Wonderstruck is nothing short of brilliant! I thoroughly enjoyed Hugo Cabret (also by Selznick) but Wonderstruck is even better. The story is told in dual narratives–one in words set in 1977 and one in pictures set in New York City in 1927.
Rose is a young deaf girl in 1927 New York City, locked in the prison of both her deafness and her family’s inability to understand it and nurture the rest of her body and soul. Her father is distant and her mother has abandoned the family for a career and a new love. Rose strikes out on her own, searching for some sort of freedom and sense of belonging.
Ben has just lost his mother to a car accident in Minnesota in 1977 and had to move in with his aunt and uncle. Having lost his mother, Ben wonders more frequently about his father. Ben finds a clue to both his father’s identity and his location as he wanders through the empty house in which he had lived with his mother. Deaf in one ear since birth, Ben calls the phone number he finds only to have a lightning strike travel through the phone line and result in total deafness. After recovering in the hospital Ben decides to pursue the clues he has found about his father and sets out on his own journey.
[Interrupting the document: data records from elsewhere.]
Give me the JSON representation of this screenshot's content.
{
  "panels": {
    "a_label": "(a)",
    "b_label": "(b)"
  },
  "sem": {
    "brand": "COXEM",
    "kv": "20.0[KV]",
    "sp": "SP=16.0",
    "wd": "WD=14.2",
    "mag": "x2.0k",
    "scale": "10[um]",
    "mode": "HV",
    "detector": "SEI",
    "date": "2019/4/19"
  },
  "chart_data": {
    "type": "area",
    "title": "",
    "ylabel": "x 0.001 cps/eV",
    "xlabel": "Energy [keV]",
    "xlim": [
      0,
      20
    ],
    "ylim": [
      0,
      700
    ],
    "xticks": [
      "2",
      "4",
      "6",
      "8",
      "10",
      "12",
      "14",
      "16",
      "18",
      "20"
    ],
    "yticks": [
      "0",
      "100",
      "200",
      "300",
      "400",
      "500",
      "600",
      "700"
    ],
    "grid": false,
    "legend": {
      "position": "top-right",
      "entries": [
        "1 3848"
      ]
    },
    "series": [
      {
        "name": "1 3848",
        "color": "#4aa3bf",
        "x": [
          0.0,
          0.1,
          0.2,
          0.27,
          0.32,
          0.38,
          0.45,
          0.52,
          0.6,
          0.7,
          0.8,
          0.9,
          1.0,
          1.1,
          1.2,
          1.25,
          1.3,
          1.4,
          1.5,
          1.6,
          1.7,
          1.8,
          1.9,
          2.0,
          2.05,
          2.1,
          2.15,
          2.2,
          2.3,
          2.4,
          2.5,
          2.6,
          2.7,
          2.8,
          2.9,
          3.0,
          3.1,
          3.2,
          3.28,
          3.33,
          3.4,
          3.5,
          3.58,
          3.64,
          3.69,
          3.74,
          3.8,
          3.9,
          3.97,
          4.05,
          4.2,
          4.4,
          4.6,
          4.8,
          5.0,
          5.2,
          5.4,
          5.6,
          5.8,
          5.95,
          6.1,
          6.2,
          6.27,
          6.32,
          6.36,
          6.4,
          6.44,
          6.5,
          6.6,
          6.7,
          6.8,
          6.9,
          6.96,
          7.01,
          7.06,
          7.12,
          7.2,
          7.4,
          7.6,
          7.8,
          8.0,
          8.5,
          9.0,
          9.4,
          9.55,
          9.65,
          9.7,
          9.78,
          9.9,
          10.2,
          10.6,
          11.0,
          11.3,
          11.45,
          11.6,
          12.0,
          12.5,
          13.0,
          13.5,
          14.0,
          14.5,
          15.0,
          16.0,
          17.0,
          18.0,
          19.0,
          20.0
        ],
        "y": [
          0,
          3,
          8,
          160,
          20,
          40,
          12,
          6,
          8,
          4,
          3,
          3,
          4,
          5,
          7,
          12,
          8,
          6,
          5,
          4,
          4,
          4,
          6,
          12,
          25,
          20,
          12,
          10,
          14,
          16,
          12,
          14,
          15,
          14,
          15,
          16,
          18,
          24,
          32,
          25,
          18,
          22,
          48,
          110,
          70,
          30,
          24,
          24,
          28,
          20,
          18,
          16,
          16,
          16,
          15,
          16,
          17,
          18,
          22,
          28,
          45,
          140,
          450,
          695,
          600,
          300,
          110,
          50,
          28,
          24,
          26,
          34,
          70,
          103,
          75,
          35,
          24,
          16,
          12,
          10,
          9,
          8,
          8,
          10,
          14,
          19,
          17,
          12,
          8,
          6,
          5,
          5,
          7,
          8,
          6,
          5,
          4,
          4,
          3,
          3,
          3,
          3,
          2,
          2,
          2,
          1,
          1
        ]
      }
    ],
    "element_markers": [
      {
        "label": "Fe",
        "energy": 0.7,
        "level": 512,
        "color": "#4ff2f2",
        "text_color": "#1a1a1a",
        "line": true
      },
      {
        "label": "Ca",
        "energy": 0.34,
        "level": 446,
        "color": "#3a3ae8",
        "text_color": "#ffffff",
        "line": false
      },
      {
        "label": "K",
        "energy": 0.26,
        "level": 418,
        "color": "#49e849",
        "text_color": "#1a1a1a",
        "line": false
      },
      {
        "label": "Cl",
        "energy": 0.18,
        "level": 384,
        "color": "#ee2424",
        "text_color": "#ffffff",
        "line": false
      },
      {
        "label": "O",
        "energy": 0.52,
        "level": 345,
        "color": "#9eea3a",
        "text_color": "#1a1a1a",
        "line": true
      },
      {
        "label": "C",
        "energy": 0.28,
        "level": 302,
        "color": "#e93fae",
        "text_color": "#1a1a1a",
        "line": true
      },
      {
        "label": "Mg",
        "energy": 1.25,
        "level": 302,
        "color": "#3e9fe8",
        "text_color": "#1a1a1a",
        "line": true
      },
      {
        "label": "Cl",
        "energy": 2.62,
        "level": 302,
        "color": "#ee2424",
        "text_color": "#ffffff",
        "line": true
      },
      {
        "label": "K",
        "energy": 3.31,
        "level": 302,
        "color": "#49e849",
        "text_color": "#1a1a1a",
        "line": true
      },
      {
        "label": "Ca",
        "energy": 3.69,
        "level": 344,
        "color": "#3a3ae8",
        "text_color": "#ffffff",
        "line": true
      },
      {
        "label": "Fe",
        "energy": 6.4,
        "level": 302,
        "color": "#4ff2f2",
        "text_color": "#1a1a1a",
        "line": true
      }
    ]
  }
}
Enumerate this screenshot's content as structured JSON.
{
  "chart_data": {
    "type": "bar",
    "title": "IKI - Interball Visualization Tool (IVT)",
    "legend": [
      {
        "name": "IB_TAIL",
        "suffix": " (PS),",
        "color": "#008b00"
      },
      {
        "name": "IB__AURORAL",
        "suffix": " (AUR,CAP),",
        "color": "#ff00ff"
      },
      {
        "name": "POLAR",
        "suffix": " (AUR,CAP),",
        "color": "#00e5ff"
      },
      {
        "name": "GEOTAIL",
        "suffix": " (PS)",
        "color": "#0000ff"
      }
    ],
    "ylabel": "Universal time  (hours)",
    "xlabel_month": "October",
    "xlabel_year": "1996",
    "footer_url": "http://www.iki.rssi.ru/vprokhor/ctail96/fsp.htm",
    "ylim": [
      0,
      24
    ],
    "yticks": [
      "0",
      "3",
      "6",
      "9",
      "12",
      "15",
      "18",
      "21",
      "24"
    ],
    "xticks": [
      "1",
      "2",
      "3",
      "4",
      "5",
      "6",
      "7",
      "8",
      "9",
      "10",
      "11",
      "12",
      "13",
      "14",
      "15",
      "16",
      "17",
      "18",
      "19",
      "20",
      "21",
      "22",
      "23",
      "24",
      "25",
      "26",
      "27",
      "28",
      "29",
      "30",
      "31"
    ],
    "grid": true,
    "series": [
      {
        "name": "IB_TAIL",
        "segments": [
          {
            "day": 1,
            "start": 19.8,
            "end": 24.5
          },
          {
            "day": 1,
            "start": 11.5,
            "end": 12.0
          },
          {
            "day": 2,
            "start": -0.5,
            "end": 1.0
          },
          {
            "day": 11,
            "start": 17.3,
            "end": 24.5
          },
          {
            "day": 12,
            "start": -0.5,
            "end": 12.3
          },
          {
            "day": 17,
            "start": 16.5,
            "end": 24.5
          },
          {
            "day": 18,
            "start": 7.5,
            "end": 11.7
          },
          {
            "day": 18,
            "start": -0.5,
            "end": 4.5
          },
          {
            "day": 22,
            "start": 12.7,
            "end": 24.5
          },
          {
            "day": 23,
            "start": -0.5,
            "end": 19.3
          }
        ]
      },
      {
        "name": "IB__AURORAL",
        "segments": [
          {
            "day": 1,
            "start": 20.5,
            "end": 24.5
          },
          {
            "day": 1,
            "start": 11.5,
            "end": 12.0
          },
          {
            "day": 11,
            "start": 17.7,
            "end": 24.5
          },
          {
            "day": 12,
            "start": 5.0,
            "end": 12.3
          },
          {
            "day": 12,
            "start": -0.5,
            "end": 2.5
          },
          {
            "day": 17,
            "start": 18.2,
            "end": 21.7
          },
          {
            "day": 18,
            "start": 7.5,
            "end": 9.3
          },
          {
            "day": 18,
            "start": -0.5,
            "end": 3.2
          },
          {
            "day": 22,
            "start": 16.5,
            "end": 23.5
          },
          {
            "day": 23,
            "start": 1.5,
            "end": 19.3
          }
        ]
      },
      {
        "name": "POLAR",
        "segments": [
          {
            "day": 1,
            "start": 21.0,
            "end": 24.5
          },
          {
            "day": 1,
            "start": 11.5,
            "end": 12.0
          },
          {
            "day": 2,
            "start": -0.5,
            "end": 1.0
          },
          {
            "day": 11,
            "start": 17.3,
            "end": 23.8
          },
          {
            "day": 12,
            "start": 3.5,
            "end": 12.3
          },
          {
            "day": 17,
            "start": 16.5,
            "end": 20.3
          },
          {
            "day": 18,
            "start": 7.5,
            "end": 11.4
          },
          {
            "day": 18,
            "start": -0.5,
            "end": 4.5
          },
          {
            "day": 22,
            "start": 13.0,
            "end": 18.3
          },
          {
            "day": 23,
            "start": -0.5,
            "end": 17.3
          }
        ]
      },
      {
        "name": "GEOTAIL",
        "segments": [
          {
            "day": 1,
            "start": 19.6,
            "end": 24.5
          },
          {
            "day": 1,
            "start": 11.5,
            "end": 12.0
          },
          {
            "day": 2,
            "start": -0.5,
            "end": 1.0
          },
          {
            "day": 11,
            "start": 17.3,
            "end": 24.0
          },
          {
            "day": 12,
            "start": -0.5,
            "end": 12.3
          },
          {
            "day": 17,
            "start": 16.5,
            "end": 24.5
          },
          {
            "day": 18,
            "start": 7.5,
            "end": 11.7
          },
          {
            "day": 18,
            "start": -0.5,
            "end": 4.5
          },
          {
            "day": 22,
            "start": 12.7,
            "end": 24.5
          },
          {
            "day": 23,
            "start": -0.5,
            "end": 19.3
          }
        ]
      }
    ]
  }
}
The stories of the two children, abandoned and following their own journeys of hope and desperation merge eventually to finish the narrative as one.
For me, the fact that Ben has grown up on the Gunflint Trail in northern Minnesota is fun since I spent many summer weeks there growing up on family camping trips. Except for the extraordinary wall of mosquitos, it’s one of my very favorite northern Minnesota locations and it gave me a little thrill to see Ben there. The research Selznick did on 1927 New York City, “cabinets of wonder” and Deaf Culture are evident in every detail of the story without hitting the reader over the head with his knowledge.
I recommend this book HIGHLY as both an independent and read-aloud suggestion. Although the picture narrative may seem troublesome in a read-aloud situation (and I have not yet tried it out in that forum) my daughter’s 2nd Grade teacher read both Hugo Cabret and Wonderstruck aloud to her classroom and captivated the students. My daughter has already re-read Hugo Cabret four times on her own because she loved it so much.
The waiting list for Wonderstruck at the library is loooong. I was number 44 when I got on the list. It was worth every second of the wait! Read Wonderstruck!!!! You will be grateful for the experience.